Tuesday, June 28, 2005

Bang the Drum, Slowly

Kevin Drum and other highly principled voices have told us we must be very, very sad that the Supreme Court refused to take up the case of Judith Miller and Matt Cooper or, at a minimum, that we must take a principled stand for or against a reporter's privilege and conceal, "posthaste," our glee at the prospect of Judy "Fucking" Miller in the pokey.

Kevin links to Garance Franke-Ruta at TAPped, who manages to mangle the facts in a remarkable fashion:

KUDOS. To Armando over at DailyKos for standing up against the media-bashing hordes and decrying the Supreme Court's decision to refer the question of whether there is such a thing as reporter's privilege back to the D.C. Court of Appeals, which had ruled that there is not.

But as the article Franke-Ruta links to makes clear, the Supreme Court isn't referring anything to the D.C. Court of Appeals. It declined review and the matter goes back to the District Court.

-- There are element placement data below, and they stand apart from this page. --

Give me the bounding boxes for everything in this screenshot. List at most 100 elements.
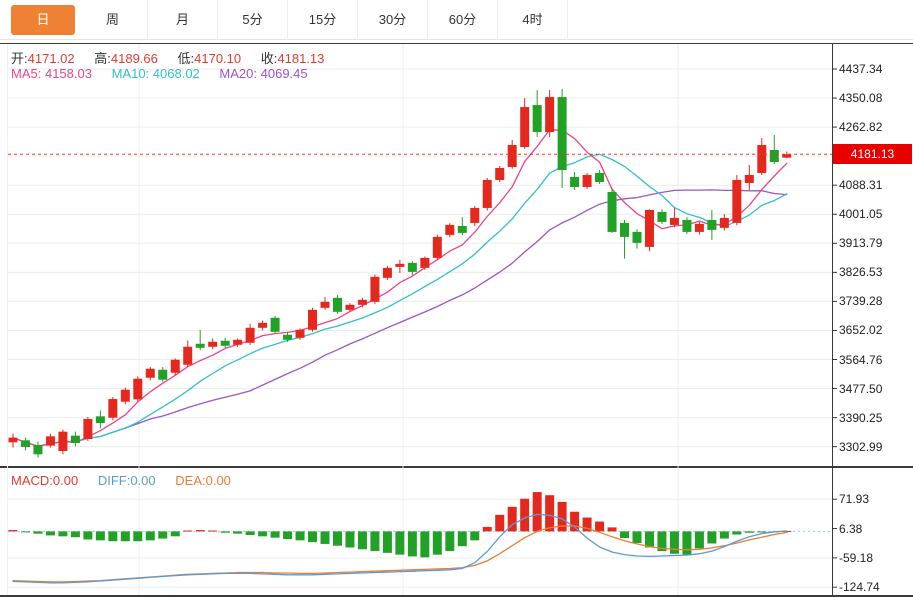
price-axis-tick: 3564.76 (839, 352, 883, 367)
macd-bar-negative (382, 531, 392, 553)
macd-bar-negative (370, 531, 380, 552)
candle-up (170, 359, 180, 373)
close-value: 4181.13 (277, 51, 325, 66)
candle-up (395, 263, 405, 267)
ma10-value: 4068.02 (152, 66, 200, 81)
panel-separator (0, 466, 913, 468)
macd-bar-negative (120, 531, 130, 542)
ma20-line (12, 189, 788, 447)
candle-up (482, 179, 492, 208)
macd-bar-positive (183, 530, 193, 532)
current-price-badge: 4181.13 (833, 144, 912, 165)
macd-bar-negative (95, 531, 105, 541)
macd-bar-negative (33, 531, 43, 534)
candle-up (545, 97, 555, 133)
macd-bar-negative (407, 531, 417, 557)
close-label: 收: (260, 51, 278, 66)
candle-down (769, 150, 779, 162)
price-axis-line (832, 43, 833, 597)
macd-bar-negative (20, 531, 30, 533)
macd-bar-negative (258, 531, 268, 537)
candle-up (145, 368, 155, 378)
candle-up (744, 174, 754, 183)
macd-bar-negative (83, 531, 93, 540)
candle-up (507, 145, 517, 167)
candle-up (83, 419, 93, 439)
candle-up (669, 217, 679, 225)
candle-up (495, 167, 505, 180)
macd-bar-negative (145, 531, 155, 541)
candle-up (420, 257, 430, 268)
ma5-value: 4158.03 (44, 66, 92, 81)
candle-up (108, 399, 118, 418)
candle-up (445, 224, 455, 235)
macd-bar-negative (70, 531, 80, 538)
candle-up (120, 389, 130, 402)
chart-top-border (0, 43, 913, 44)
macd-bar-negative (345, 531, 355, 548)
candle-down (33, 444, 43, 455)
macd-label: MACD: (11, 473, 53, 488)
macd-bar-negative (158, 531, 168, 539)
tab-period-2[interactable]: 月 (148, 0, 218, 40)
price-axis-tick: 3913.79 (839, 236, 883, 251)
tab-period-0[interactable]: 日 (11, 4, 75, 35)
price-axis-tick: 3302.99 (839, 439, 883, 454)
candle-down (20, 440, 30, 447)
tab-period-3[interactable]: 5分 (218, 0, 288, 40)
candle-up (208, 341, 218, 347)
candle-up (370, 276, 380, 302)
chart-left-border (7, 44, 8, 595)
tab-period-4[interactable]: 15分 (288, 0, 358, 40)
macd-bar-negative (308, 531, 318, 543)
candle-down (532, 105, 542, 133)
macd-bar-negative (233, 531, 243, 534)
macd-bar-positive (482, 526, 492, 532)
candle-up (183, 346, 193, 365)
macd-bar-positive (532, 492, 542, 532)
price-axis-tick: 4088.31 (839, 178, 883, 193)
candle-up (58, 431, 68, 451)
candle-down (607, 191, 617, 232)
candle-down (332, 297, 342, 312)
macd-axis-tick: -59.18 (839, 550, 874, 565)
candle-up (345, 304, 355, 310)
high-value: 4189.66 (110, 51, 158, 66)
candle-down (220, 340, 230, 346)
diff-line (12, 513, 788, 584)
candle-up (470, 207, 480, 223)
low-label: 低: (177, 51, 195, 66)
macd-bar-negative (744, 531, 754, 533)
candle-down (595, 172, 605, 182)
candle-up (644, 209, 654, 247)
candle-up (8, 437, 18, 443)
candle-up (732, 179, 742, 223)
candle-down (270, 317, 280, 332)
candle-down (457, 225, 467, 233)
candle-down (557, 97, 567, 170)
price-axis-tick: 4350.08 (839, 91, 883, 106)
macd-bar-negative (644, 531, 654, 548)
macd-bar-negative (295, 531, 305, 541)
high-label: 高: (94, 51, 111, 66)
macd-bar-negative (669, 531, 679, 554)
tab-period-7[interactable]: 4时 (498, 0, 568, 40)
price-axis-tick: 3826.53 (839, 265, 883, 280)
tab-period-5[interactable]: 30分 (358, 0, 428, 40)
macd-bar-negative (45, 531, 55, 536)
macd-bar-negative (357, 531, 367, 550)
macd-bar-negative (170, 531, 180, 537)
dea-value: 0.00 (205, 473, 231, 488)
macd-bar-negative (320, 531, 330, 544)
candle-up (295, 329, 305, 338)
macd-bar-negative (395, 531, 405, 555)
tab-period-6[interactable]: 60分 (428, 0, 498, 40)
macd-bar-positive (557, 501, 567, 532)
macd-bar-positive (495, 514, 505, 532)
macd-bar-negative (719, 531, 729, 539)
macd-axis-tick: 71.93 (839, 492, 870, 507)
low-value: 4170.10 (194, 51, 242, 66)
candle-up (357, 299, 367, 305)
tab-period-1[interactable]: 周 (78, 0, 148, 40)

And the issue of whether there is a reporter's privilege will not be relitigated in the District Court, or anywhere else in this particular case.

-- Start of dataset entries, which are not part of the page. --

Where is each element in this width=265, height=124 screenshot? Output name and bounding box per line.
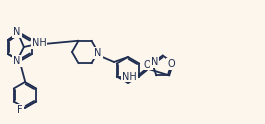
Text: N: N [13,27,21,37]
Text: NH: NH [122,72,137,81]
Text: N: N [94,48,102,58]
Text: O: O [167,59,175,69]
Text: NH: NH [32,38,46,48]
Text: O: O [144,60,152,69]
Text: F: F [17,105,23,115]
Text: N: N [13,56,21,66]
Text: N: N [151,57,158,67]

I can't get too excited about the absence of a protection for journalists which no one else enjoys. If you are not a reporter and had the same information that the prosecutor seeks from Miller and Cooper, and you refused to testify, you'd face the same penalty that Miller and Cooper face. And you wouldn't have a privilege to hide behind. I'd like to hear the principled explanation of why Miller and Cooper deserve special protection you and I don't have, solely because of their profession.

(And I'm not talking about that "are bloggers reporters" bullshit. I'm talking about everyone or no one.)

Can the power to compel reporters' testimony be abused, to silence whistleblowers? Sure. But, as the Plame case illustrates, the privilege can be abused to protect lawbreakers inside the government who use leaks to harm others.

As for Miller, the glee comes down to this: if you use anonymous sources to promote lies, especially ones with deadly consequences, you don't deserve sympathy when your promises to anonymous sources (albeit different ones) put you on the horns of a dilemma. And there's no hypocrisy involved in taking pleasure at the fact that Miller doesn't enjoy a privilege which clearly does not exist under current federal law. If Miller ever believed otherwise, she got some very bad advice.